Question

Find the duals of these Boolean expressions.

\(\begin{array}{l}{\bf{a) x + y}}\\{\bf{b) \bar x\bar y}}\\{\bf{c) xyz + \bar x\bar y\bar z}}\\{\bf{d) x\bar z + x \times 0 + \bar x \times 1}}\end{array}\)

Short answer

a) The dual of the given expression \(x + y\) is \(xy\)

b) The dual of the given expression \(\bar x\bar y\) is \(\bar x + \bar y\)

c) The dual of the given expression\(xyz + \bar x\bar y\bar z\) is \(\left( {x + y + z} \right)\left( {\bar x + \bar y + \bar z} \right)\)

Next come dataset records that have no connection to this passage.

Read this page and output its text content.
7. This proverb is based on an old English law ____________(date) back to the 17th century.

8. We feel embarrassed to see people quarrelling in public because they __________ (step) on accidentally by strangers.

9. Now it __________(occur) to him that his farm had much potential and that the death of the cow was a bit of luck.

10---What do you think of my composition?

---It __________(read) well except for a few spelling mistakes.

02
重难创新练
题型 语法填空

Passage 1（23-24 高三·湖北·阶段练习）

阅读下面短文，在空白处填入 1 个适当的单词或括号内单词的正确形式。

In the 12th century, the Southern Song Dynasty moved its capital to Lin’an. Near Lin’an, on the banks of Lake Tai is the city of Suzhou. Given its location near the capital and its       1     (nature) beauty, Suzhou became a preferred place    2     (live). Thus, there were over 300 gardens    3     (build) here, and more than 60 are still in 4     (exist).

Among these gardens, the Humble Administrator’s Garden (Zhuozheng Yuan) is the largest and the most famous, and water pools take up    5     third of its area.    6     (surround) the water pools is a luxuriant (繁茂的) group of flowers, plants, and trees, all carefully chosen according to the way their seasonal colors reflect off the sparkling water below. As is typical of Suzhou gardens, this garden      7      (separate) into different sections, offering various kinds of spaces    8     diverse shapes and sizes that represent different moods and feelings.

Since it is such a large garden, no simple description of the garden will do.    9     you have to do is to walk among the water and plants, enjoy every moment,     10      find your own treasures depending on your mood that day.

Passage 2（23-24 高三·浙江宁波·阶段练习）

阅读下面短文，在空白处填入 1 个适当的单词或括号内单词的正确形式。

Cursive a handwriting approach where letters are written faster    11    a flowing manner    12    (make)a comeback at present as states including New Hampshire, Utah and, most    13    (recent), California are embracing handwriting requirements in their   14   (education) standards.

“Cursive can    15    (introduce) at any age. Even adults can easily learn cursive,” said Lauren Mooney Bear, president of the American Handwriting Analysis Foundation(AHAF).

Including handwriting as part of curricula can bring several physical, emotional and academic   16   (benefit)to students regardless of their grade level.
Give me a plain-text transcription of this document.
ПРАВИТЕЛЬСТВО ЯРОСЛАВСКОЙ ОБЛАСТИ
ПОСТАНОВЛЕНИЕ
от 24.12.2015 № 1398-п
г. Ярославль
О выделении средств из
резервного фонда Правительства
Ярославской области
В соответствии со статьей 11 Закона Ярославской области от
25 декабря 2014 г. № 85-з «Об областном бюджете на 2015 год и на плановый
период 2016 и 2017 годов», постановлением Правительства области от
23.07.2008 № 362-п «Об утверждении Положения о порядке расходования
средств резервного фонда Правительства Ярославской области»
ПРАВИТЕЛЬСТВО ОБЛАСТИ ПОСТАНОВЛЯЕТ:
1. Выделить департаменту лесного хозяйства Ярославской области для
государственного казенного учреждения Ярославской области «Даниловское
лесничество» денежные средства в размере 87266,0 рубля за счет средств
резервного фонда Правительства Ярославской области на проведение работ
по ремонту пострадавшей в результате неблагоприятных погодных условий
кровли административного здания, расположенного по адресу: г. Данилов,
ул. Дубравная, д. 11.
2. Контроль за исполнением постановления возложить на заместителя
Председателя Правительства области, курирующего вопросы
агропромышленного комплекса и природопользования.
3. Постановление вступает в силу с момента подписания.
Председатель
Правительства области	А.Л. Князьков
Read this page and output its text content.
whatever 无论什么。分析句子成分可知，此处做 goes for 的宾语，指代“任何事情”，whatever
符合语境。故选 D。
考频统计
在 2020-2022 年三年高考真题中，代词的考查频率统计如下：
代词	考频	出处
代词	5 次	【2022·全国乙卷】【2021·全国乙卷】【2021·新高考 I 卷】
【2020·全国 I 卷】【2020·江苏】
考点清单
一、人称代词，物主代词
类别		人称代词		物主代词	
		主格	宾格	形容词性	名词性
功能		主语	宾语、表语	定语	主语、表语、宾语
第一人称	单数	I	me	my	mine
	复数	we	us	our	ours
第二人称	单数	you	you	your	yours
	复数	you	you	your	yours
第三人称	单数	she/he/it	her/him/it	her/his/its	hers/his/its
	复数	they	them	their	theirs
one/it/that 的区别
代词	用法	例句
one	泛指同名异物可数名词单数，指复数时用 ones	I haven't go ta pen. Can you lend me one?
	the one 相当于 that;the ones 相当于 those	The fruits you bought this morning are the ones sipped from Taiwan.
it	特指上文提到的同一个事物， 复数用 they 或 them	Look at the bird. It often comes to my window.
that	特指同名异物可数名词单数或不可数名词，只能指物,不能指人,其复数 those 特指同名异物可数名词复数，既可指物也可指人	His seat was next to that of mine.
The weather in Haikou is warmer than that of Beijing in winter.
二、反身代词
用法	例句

d) The dual of the given expression\(x\bar z + x \times 0 + \bar x \times 1\) is \(\left( {x + \bar z} \right)\left( {x + 1} \right)\left( {\bar x + 0} \right)\)

Step-by-step solution

Definition

The complement of an element: \(\bar 0 = 1\) and \(\bar 1 = 0\)

The Boolean sum \( + \) or \(O{\bf{ }}R\) is \(1\) if either term is \(1\) .

The Boolean product or \(A{\bf{ }}N{\bf{ }}D\) is \(1\) if both terms are \(1\) .

The dual of a Boolean expression interchanges the Boolean sum and the Boolean product, and interchanges \(0\) and \(1\) .

Step 2:(a) Using the dual of a Boolean expression

\(x + y\)

The dual of \(x + y\) replaces the Boolean sum \( + \) by the Boolean product.

Therefore, the dual \( = x \times y = xy\)

Step 3:(b)Using the dual of a Boolean expression

\(\bar x\bar y\)

Note: \(\bar x\bar y\) implies the Boolean product \(\bar x \times \bar y\)

The dual of \(\bar x \times \bar y\) replaces the Boolean product \( \times \) by the Boolean sum \( + \)

Therefore, the dual \( = \bar x + \bar y\)

Step 4:(c)Using the dual of a Boolean expression

\(xyz + \bar x\bar y\bar z\)

Note: \(xyz + \bar x\bar y\bar z\) implies \(\left( {x \times y \times z} \right) + \left( {\bar x \times \bar y \times \bar z} \right)\)

The dual of \(x \times y \times z + \bar x \times \bar y \times \bar z\) replaces the Boolean product \( \times \) by the Boolean sum \( + \) and replaces the Boolean sum \( + \) by the Boolean product.

Therefore, the dual \( = \left( {x + y + z} \right) \times \left( {\bar x + \bar y + \bar z} \right) = \left( {x + y + z} \right)\left( {\bar x + \bar y + \bar z} \right)\)

Step 5:(d)Using the dual of a Boolean expression

\(x\bar z + x \times 0 + \bar x \times 1\)

Note: \(x\bar z + x \times 0 + \bar x \times 1\) implies \(\left( {x \times \bar z} \right) + \left( {x \times 0} \right) + \left( {\bar x \times 1} \right)\)

The dual of \(\left( {x \times \bar z} \right) + \left( {x \times 0} \right) + \left( {\bar x \times 1} \right)\) replaces the Boolean product \( \times \)by the Boolean sum \( + \), replaces the Boolean sum \( + \) by the Boolean product ; replaces \(0\) by \(1\) and replaces \(1\) by \(0\) .

Therefore, the dual \( = \left( {x + \bar z} \right) \times \left( {x + 1} \right) \times \left( {\bar x + 0} \right) = \left( {x + \bar z} \right)\left( {x + 1} \right)\left( {\bar x + 0} \right)\)